Some players recover and report no problems, she said. The impacts others describe — such as depression, memory loss or impulse control problems — could be linked to other factors, like age, lifestyle and the unique stressors professional athletes face, Yurgelun-Todd said. Essentially, just because there’s a correlation between cognitive impacts and brain injuries doesn’t mean there’s a causation.

But whatever the cause, Yurgelun-Todd said that voters in the state may be concerned to see a candidate previously claiming memory loss and impulsivity issues, no matter how “extremely hardworking and extremely compassionate and extremely good in terms of relating to people in Utah” he or she might be.

In his short form complaint, Owens said he has suffered from “symptoms of brain injury” caused by head impacts sustained during games or practices. The complaint states that his symptoms “arise from injuries that are latent and have developed and continue to develop over time.”

The former NFL player alleged injury to himself, as well as economic loss, loss of services and loss of the right of association and companionship with his then-wife, who was also a party to the lawsuit. She alleged a loss of “marital services,” companionship, affection or society, loss of support, and monetary losses in the form of unreimbursed costs she had to expend for her husband’s health and personal care.

The lawsuit, filed in the U.S. District Court for the Eastern District of Pennsylvania, was one of more than 200 concussion-related court filings made around the country by about 4,500 players, according to USA Today. The disparate pieces of litigation were eventually compiled into a master complaint in Philadelphia, which was resolved with a $765 million settlement in 2013.

Owens said in a statement that he was “grateful for the increased education that came from this lawsuit and others similar.”

“Understanding the dangers of concussions has made me a much more empathetic person to those suffering and the nearly 50 million people in this country who suffer from mental illness,” he said. “I was lucky to not have dealt with near as many hits as others did, but unfortunately I have seen friends put in wheelchairs, struggle with depression and lose much of their functionality.”

These class-action lawsuits, his campaign said, were “imperative” in changing the NFL’s concussion protocol to protect players today.

It’s unclear how much money Owens received as part of the settlement, and he declined to say as part of his response to The Tribune.

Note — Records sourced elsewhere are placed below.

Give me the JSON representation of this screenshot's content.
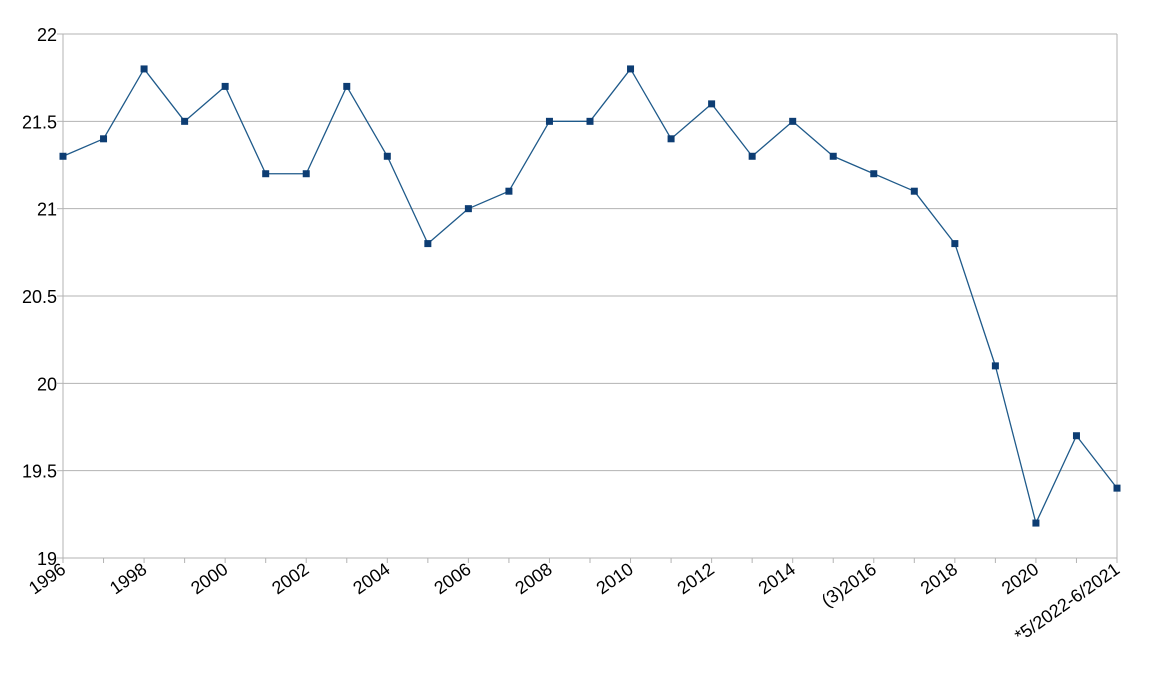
{
  "chart_data": {
    "type": "line",
    "title": "",
    "xlabel": "",
    "ylabel": "",
    "ylim": [
      19,
      22
    ],
    "yticks": [
      19,
      19.5,
      20,
      20.5,
      21,
      21.5,
      22
    ],
    "ytick_labels": [
      "19",
      "19.5",
      "20",
      "20.5",
      "21",
      "21.5",
      "22"
    ],
    "grid": true,
    "legend": "none",
    "series_color": "#1f5a8a",
    "marker_color": "#0d3d73",
    "grid_color": "#b3b3b3",
    "categories": [
      "1996",
      "1997",
      "1998",
      "1999",
      "2000",
      "2001",
      "2002",
      "2003",
      "2004",
      "2005",
      "2006",
      "2007",
      "2008",
      "2009",
      "2010",
      "2011",
      "2012",
      "2013",
      "2014",
      "2015",
      "(3)2016",
      "2017",
      "2018",
      "2019",
      "2020",
      "2021",
      "*5/2022-6/2021"
    ],
    "tick_labels": [
      "1996",
      "",
      "1998",
      "",
      "2000",
      "",
      "2002",
      "",
      "2004",
      "",
      "2006",
      "",
      "2008",
      "",
      "2010",
      "",
      "2012",
      "",
      "2014",
      "",
      "(3)2016",
      "",
      "2018",
      "",
      "2020",
      "",
      "*5/2022-6/2021"
    ],
    "values": [
      21.3,
      21.4,
      21.8,
      21.5,
      21.7,
      21.2,
      21.2,
      21.7,
      21.3,
      20.8,
      21.0,
      21.1,
      21.5,
      21.5,
      21.8,
      21.4,
      21.6,
      21.3,
      21.5,
      21.3,
      21.2,
      21.1,
      20.8,
      20.1,
      19.2,
      19.7,
      19.4
    ]
  }
}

Since retiring from the NFL, Owens has founded the Utah-based nonprofit organization Second Chance 4 Youth. He is also the author of the books “Liberalism or How to Turn Good Men into Whiners, Weenies and Wimps” and “Why I Stand: From Freedom to the Killing Fields of Socialism,” and is a frequent Fox News commentator.

Owens announced in November that he would run for Congress on a four-point platform focused on education, charity, industry and families. In June, he won the Republican nomination in a four-way primary contest with 44% of the vote. He’ll go on to face McAdams in November.

Utah Republican Party Chairman Derek Brown declined to comment for this story, saying he was “not familiar with that issue” — an indication that Owens had not informed the party of the cognitive issues he’s claimed resulted from his head injuries. Owens did not answer a question about whether he had discussed his condition with the party.

McAdams’ campaign also declined a request for comment.